There have been 8,559 total cases of COVID in St. Albert, to date.
1805 COVID screen copy CC
There were 108 new COVID cases reported in St. Albert in the last seven days. SCREEN/Photo

The rate of new COVID-19 cases in St. Albert increased this week, the province reported today.

The seven-day case rate per 100,000 in St. Albert was 155.2, according to provincial data from May 2 to May 9, compared to the 150.9 reported on May 4.

There were 108 new COVID cases reported in the last seven days, an increase from the 105 cases reported last week.

Two more St. Albert residents have died from COVID, bringing the total number of deaths to 76.

Sturgeon County saw a significant decrease in COVID cases this week. On May 11, the province reported that the case rate per 100,000 was 64.4, compared to the 121.7 reported on May 4. 

The total number of new cases reported in Sturgeon County over the past seven days was 18, compared to the 34 new cases reported last week.

There were no new deaths in Sturgeon County; the total number of deaths in the county remains at 18.

In Morinville, the seven-day case rate per 100,000 increased to 157.7, compared to the 131.4 case rate reported on May 4.

The province reported 18 new cases in Morinville, compared to the 16 cases reported last week. One death was reported this week, bringing the total number of Morinville residents who have died from the virus to 17.
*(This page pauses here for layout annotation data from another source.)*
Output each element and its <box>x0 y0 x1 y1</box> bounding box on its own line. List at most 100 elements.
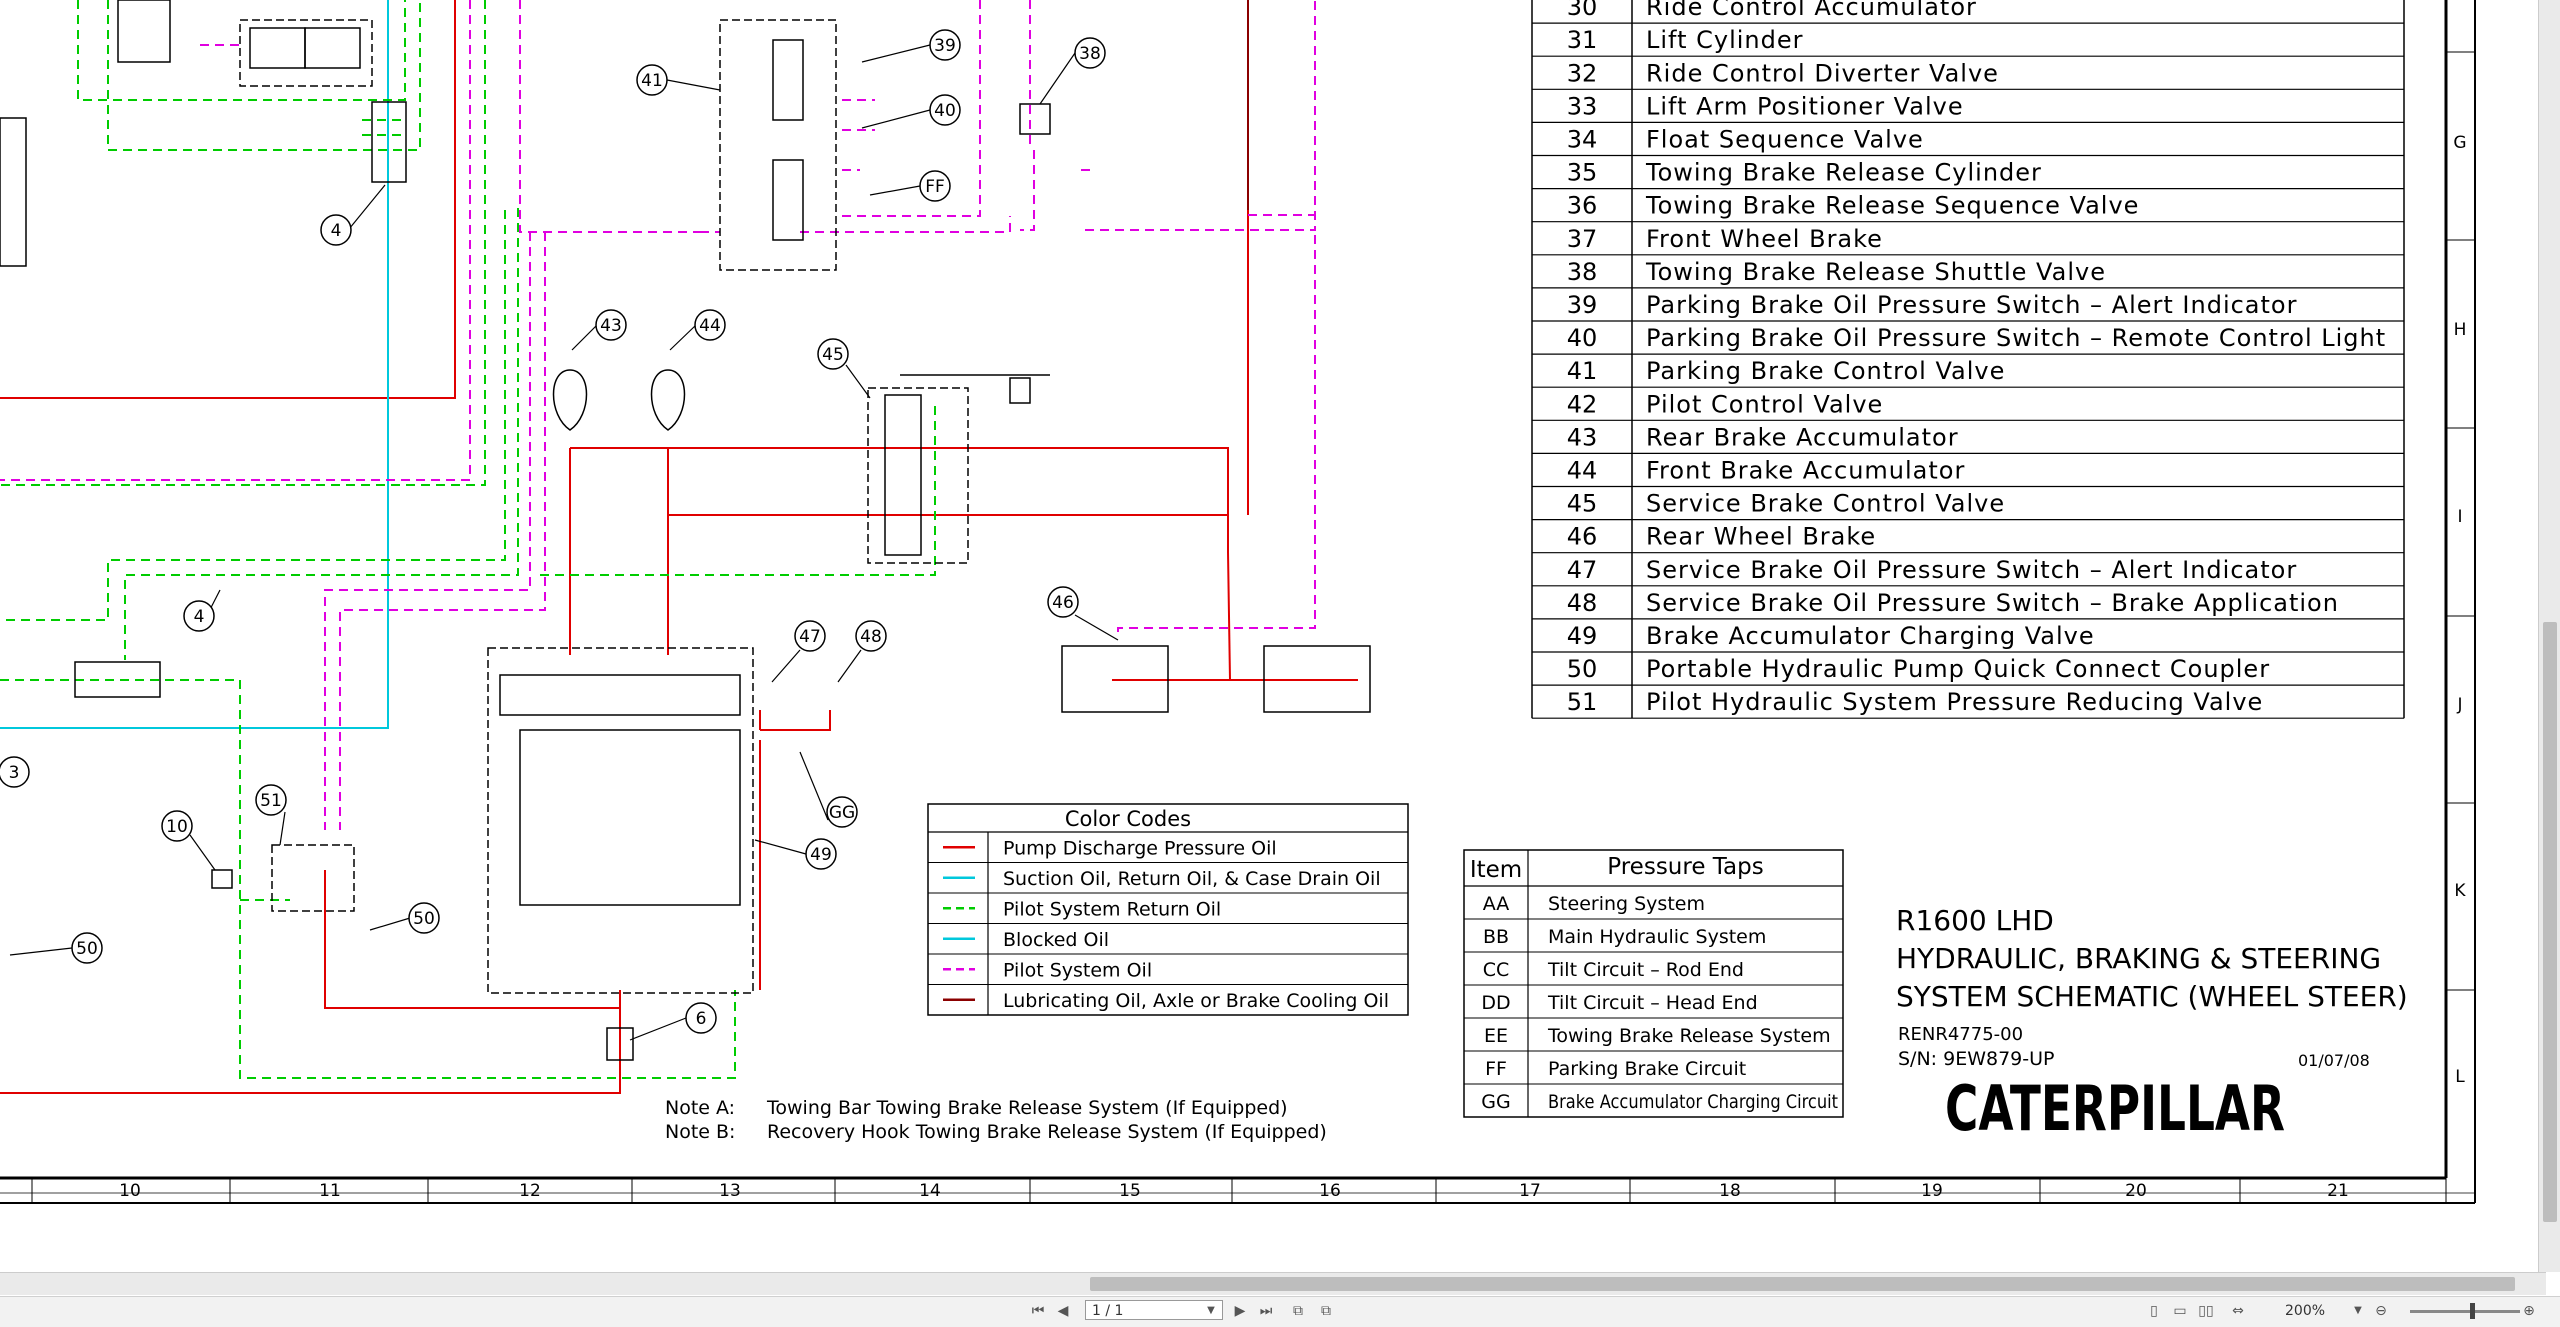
pressure-taps-table: Item Pressure Taps AA Steering System BB Main… <box>1463 849 1844 1118</box>
zoom-dropdown-icon[interactable]: ▼ <box>2352 1301 2364 1321</box>
pressure-tap-row: AA Steering System <box>1483 893 1705 915</box>
taps-col-desc: Pressure Taps <box>1607 854 1763 880</box>
vertical-scrollbar[interactable] <box>2538 0 2560 1272</box>
part-description: Parking Brake Oil Pressure Switch – Remo… <box>1646 324 2386 352</box>
border-column-label: 20 <box>2125 1181 2147 1201</box>
page-view-icon[interactable]: ⧉ <box>1316 1301 1336 1321</box>
part-number: 50 <box>1567 655 1598 683</box>
zoom-in-icon[interactable]: ⊕ <box>2520 1301 2538 1321</box>
part-description: Service Brake Oil Pressure Switch – Aler… <box>1646 556 2297 584</box>
next-page-icon[interactable]: ▶ <box>1232 1301 1248 1321</box>
part-number: 38 <box>1567 258 1598 286</box>
border-column-label: 11 <box>319 1181 341 1201</box>
continuous-view-icon[interactable]: ▭ <box>2170 1301 2190 1321</box>
tap-description: Tilt Circuit – Rod End <box>1547 959 1744 981</box>
part-number: 49 <box>1567 622 1598 650</box>
part-description: Ride Control Diverter Valve <box>1646 59 1999 87</box>
note-b-label: Note B: <box>665 1121 735 1143</box>
last-page-icon[interactable]: ⏭ <box>1258 1301 1274 1321</box>
border-column-label: 19 <box>1921 1181 1943 1201</box>
border-column-label: 13 <box>719 1181 741 1201</box>
callout-label: 3 <box>9 763 20 783</box>
tap-description: Brake Accumulator Charging Circuit <box>1548 1091 1838 1113</box>
part-number: 41 <box>1567 357 1598 385</box>
border-column-label: 16 <box>1319 1181 1341 1201</box>
vertical-scroll-thumb[interactable] <box>2543 622 2557 1222</box>
part-description: Service Brake Control Valve <box>1646 490 2005 518</box>
border-column-label: 15 <box>1119 1181 1141 1201</box>
pressure-tap-row: CC Tilt Circuit – Rod End <box>1483 959 1744 981</box>
pressure-tap-row: DD Tilt Circuit – Head End <box>1481 992 1757 1014</box>
border-row-labels: G H I J K L <box>2446 51 2475 1087</box>
parts-table-row: 46 Rear Wheel Brake <box>1567 523 1876 551</box>
callout-label: 47 <box>799 627 821 647</box>
parts-table-row: 49 Brake Accumulator Charging Valve <box>1567 622 2095 650</box>
callout-label: 49 <box>810 845 832 865</box>
part-description: Service Brake Oil Pressure Switch – Brak… <box>1646 589 2339 617</box>
part-number: 51 <box>1567 688 1598 716</box>
schematic-sheet: 10 11 12 13 14 15 16 17 18 19 20 21 G H I J K L <box>0 0 2476 1204</box>
callout-label: 4 <box>331 221 342 241</box>
part-description: Rear Wheel Brake <box>1646 523 1876 551</box>
zoom-slider-handle[interactable] <box>2470 1303 2475 1319</box>
part-number: 31 <box>1567 26 1598 54</box>
callout-label: 4 <box>194 607 205 627</box>
title-line-2: HYDRAULIC, BRAKING & STEERING <box>1896 942 2381 975</box>
first-page-icon[interactable]: ⏮ <box>1030 1301 1046 1321</box>
previous-page-icon[interactable]: ◀ <box>1055 1301 1071 1321</box>
callout-label: GG <box>829 803 855 823</box>
part-description: Parking Brake Oil Pressure Switch – Aler… <box>1646 291 2297 319</box>
pressure-tap-row: GG Brake Accumulator Charging Circuit <box>1481 1091 1838 1113</box>
part-description: Float Sequence Valve <box>1646 126 1924 154</box>
horizontal-scrollbar[interactable] <box>0 1272 2546 1295</box>
color-code-label: Pilot System Oil <box>1003 959 1152 981</box>
border-column-label: 12 <box>519 1181 541 1201</box>
border-column-label: 21 <box>2327 1181 2349 1201</box>
part-description: Towing Brake Release Sequence Valve <box>1645 192 2139 220</box>
callout-label: 48 <box>860 627 882 647</box>
border-row-label: G <box>2453 133 2466 153</box>
parts-table-row: 34 Float Sequence Valve <box>1567 126 1924 154</box>
part-number: 44 <box>1567 457 1598 485</box>
drawing-date: 01/07/08 <box>2298 1051 2370 1070</box>
parts-table-row: 37 Front Wheel Brake <box>1567 225 1883 253</box>
part-number: 40 <box>1567 324 1598 352</box>
note-a-label: Note A: <box>665 1097 735 1119</box>
part-number: 37 <box>1567 225 1598 253</box>
callout-label: 51 <box>260 791 282 811</box>
note-a-text: Towing Bar Towing Brake Release System (… <box>766 1097 1288 1119</box>
part-description: Lift Arm Positioner Valve <box>1646 92 1964 120</box>
callout-label: 38 <box>1079 44 1101 64</box>
part-description: Towing Brake Release Cylinder <box>1645 159 2042 187</box>
color-code-label: Pilot System Return Oil <box>1003 898 1221 920</box>
horizontal-scroll-thumb[interactable] <box>1090 1277 2515 1291</box>
serial-number: S/N: 9EW879-UP <box>1898 1048 2054 1070</box>
parts-table-row: 38 Towing Brake Release Shuttle Valve <box>1567 258 2106 286</box>
tap-item: GG <box>1481 1091 1510 1113</box>
zoom-slider[interactable] <box>2410 1310 2520 1313</box>
facing-view-icon[interactable]: ▯▯ <box>2196 1301 2216 1321</box>
page-number-input[interactable]: 1 / 1 <box>1085 1300 1223 1320</box>
zoom-out-icon[interactable]: ⊖ <box>2372 1301 2390 1321</box>
part-description: Front Wheel Brake <box>1646 225 1883 253</box>
part-number: 46 <box>1567 523 1598 551</box>
callout-label: 44 <box>699 316 721 336</box>
fit-width-icon[interactable]: ⇔ <box>2228 1301 2248 1321</box>
copy-page-icon[interactable]: ⧉ <box>1288 1301 1308 1321</box>
border-column-labels: 10 11 12 13 14 15 16 17 18 19 20 21 <box>31 1178 2447 1203</box>
part-description: Towing Brake Release Shuttle Valve <box>1645 258 2106 286</box>
color-code-label: Lubricating Oil, Axle or Brake Cooling O… <box>1003 990 1389 1012</box>
page-dropdown-icon[interactable]: ▼ <box>1205 1301 1217 1321</box>
pdf-viewer: 10 11 12 13 14 15 16 17 18 19 20 21 G H I J K L <box>0 0 2560 1327</box>
pressure-tap-row: FF Parking Brake Circuit <box>1485 1058 1746 1080</box>
parts-table-row: 33 Lift Arm Positioner Valve <box>1567 92 1964 120</box>
part-description: Pilot Control Valve <box>1646 390 1883 418</box>
callout-label: 50 <box>413 909 435 929</box>
single-page-view-icon[interactable]: ▯ <box>2144 1301 2164 1321</box>
zoom-level[interactable]: 200% <box>2285 1301 2325 1321</box>
part-description: Brake Accumulator Charging Valve <box>1646 622 2095 650</box>
pressure-tap-row: BB Main Hydraulic System <box>1483 926 1766 948</box>
border-row-label: K <box>2454 881 2466 901</box>
parts-table-row: 47 Service Brake Oil Pressure Switch – Al… <box>1567 556 2297 584</box>
callout-label: 50 <box>76 939 98 959</box>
During the May 11 COVID update, chief medical officer Dr. Deena Hinshaw reported 70 people died from COVID across Alberta between May 2 and May 9, an average of 10 deaths a day. 

"These severe outcomes show us that this virus continues to pose a significant risk to many in our province," Hinshaw said.

Health Minister Jason Copping said the province has seen slower transmission rates and a decrease in hospitalizations over the past week. Copping also said wastewater testing has shown lower levels of the virus. "The system is under real strain," Copping said, despite the decrease in hospitalizations.

"The pressure is concentrated in the two big cities in line with our usual trends," Copping said. 

Hinshaw reported that there were 1,225 hospitalizations across the province as of May 9, down from the 1,267 hospitalizations reported last week.

The number of people in ICU fell to 37, compared to the 46 people the province reported on May 4.

Hinshaw said the average positivity rate of PCR testing in the province was 20.7 during the period between May 2 and May 9.

Rise of influenza

Hinshaw also said there have been three deaths due to influenza so far this year.

"As influenza infections are now rising, simple actions like keeping our hands clean and staying home when feeling unwell continue to be important in protecting ourselves and others from many contagious illnesses," she said.

"The timing of the influenza season is later than normal," Hinshaw said. "Likely because the protective measures that were in place for COVID throughout the winter were extremely effective in stopping the spread of influenza."

During the update, Copping said the provincial government is "supporting [Alberta Health Services] in adding staff right across the system, including in key areas, and I'm looking forward to giving an update on this in the coming days.

"The system needs more capacity so that it's not strained so much at peak times, regardless of COVID," Copping said, adding that hospitals are seeing a "cyclical peak right now like some of the higher seasonal peaks we've seen in past years, and like we're seeing in other provinces."

He said, "Part of it is late-season influenza and other infections circulating more as people get back to normal.

"For those still at higher risk, we continue to look for any new tool that can help," Copping said.